Le caviar, un plaisir unique, rare et mondialisé!

Que reste-t-il du prestige russe, pays auquel les précieux œufs noirs semblent indéfectiblement liés dans notre imaginaire ? Désormais, interdits à la vente, ce sont les caviars internationaux qui inondent le marché : Chine, France, Italie ou Etats-Unis se positionnent comme producteurs de caviar d’élevage. Gros plan sur un met synonyme de fête et de luxe.

D’abord plat de Carême chez les Perses, le caviar devient un met festif dès le XIXe siècle en Russie et en Iran. Point commun de la genèse, cette « mère », la mer Caspienne, où se trouvaient les espèces spécifiques d’esturgeons sauvages.

C’est avec l’exil des Russes blancs vers Paris dès les années 1920 que l’alchimie se fait entre les deux styles de vie favorisant ainsi le rayonnement mondial du caviar. C’est à cette période que deux frères d’origine arménienne, Melkoum et Mouchegh Petrossian, initièrent le Paris des années folles à ce met exotique en créant la première société de négoce dans le domaine. Paris et ses mondanités devinrent dès lors la « vitrine » du caviar de l’est.

A la tête de l’entreprise depuis plus de 40 ans, Armen Petrossian est l’un des quatre enfants de Mouchegh qui épousa la fille de Lazare Mailoff, dont la famille détenait dès 1815 des concessions de pêche sur la mer Caspienne. Ce dernier prévient : « ce qui nous différencie, c’est un savoir-faire particulier d’affinage et l’orientation vers une certaine qualité. Tout le monde n’a pas ce savoir-faire pour sublimer le poisson » pour obtenir les quatre gammes : le Spéciale réserve, l’Impérial, le Royal, ou le Caviar pressé.

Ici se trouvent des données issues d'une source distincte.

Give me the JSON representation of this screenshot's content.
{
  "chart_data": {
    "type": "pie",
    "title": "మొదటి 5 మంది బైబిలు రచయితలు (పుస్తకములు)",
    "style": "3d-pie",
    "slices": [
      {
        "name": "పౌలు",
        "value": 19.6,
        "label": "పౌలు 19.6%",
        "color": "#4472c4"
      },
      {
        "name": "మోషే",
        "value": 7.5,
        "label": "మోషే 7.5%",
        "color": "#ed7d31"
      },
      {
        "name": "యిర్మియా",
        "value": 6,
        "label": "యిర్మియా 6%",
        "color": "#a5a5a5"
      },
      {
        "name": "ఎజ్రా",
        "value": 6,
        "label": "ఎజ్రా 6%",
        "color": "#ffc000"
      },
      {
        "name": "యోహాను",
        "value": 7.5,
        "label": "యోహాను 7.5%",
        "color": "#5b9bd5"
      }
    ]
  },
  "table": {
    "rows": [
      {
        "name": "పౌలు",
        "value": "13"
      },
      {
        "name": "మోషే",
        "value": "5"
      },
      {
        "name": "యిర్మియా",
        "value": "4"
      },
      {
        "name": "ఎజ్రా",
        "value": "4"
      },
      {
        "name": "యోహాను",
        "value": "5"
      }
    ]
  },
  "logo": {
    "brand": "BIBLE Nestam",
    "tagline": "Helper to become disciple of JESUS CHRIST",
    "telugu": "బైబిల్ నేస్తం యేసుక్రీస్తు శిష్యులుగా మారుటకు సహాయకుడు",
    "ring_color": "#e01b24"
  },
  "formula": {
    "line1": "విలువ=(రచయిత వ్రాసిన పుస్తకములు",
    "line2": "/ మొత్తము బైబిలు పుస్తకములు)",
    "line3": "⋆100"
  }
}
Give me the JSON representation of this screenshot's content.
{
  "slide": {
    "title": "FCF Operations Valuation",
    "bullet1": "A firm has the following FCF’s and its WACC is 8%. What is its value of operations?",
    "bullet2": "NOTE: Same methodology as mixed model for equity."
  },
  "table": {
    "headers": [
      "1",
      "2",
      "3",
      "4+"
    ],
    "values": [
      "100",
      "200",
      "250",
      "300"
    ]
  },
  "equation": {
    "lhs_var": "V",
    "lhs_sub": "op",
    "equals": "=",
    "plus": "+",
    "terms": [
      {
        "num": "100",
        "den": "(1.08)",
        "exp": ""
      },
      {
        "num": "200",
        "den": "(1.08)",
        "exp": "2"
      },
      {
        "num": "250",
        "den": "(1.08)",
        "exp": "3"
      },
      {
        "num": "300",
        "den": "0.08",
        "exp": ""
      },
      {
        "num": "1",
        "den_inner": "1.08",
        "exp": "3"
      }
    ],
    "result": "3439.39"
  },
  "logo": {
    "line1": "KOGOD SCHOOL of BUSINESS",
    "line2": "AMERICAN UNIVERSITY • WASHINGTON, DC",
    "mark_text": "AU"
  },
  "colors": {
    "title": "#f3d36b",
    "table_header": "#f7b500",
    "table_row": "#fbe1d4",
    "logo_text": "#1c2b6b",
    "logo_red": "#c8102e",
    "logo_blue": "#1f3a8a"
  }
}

Le caviar, ce sont plusieurs d’œufs issus de différentes espèces d’esturgeons : le Huso donne le béluga et ses gros œufs gris noir fondants au goût beurré. Le Gueldenstaedtii donne l’osciètre plus petit et plus ferme au goût plus iodé, le Baeri au goût d’huître de l’esturgeon sibérien ; la signature gustative étant donnée par la maturité des œufs et leur éventuel affinage.

Des caviars désormais d’élevage comme l’explique le célèbre négociant, membre de plusieurs groupes de travail pour sa défense : « le caviar sauvage est protégé par le CITES depuis 1997 et interdit à la vente depuis 2008 », soulignant que « la pêche intensive est arrivée à un moment de dérèglementation qui a suivi la Perestroïka. Chacun a pêché des esturgeons comme il le voulait, ce qui sous-tend un problème économique, car cela subvenait aux besoins de la population locale. Ceci a favorisé le braconnage et le marché noir. »

Un caviar bien élevé

Les esturgeons dont sont issus les œufs ne vivent pas exclusivement dans la mer Caspienne, comme le souligne Laurent Dulau directeur général chez Kaviar – Ardia (et 3e producteur de Caviar au Monde avec 12 tonnes. « L’esturgeon est un poisson qui vit en marine salée et qui se reproduit en eau douce, c’est pour cela qu’on le retrouve dans tous les estuaires des grands fleuves du monde comme la Gironde en France, le Danube en Europe, le delta du Mississippi aux États-Unis, le Saint-Laurent au Canada, le fleuve Amour en Chine. »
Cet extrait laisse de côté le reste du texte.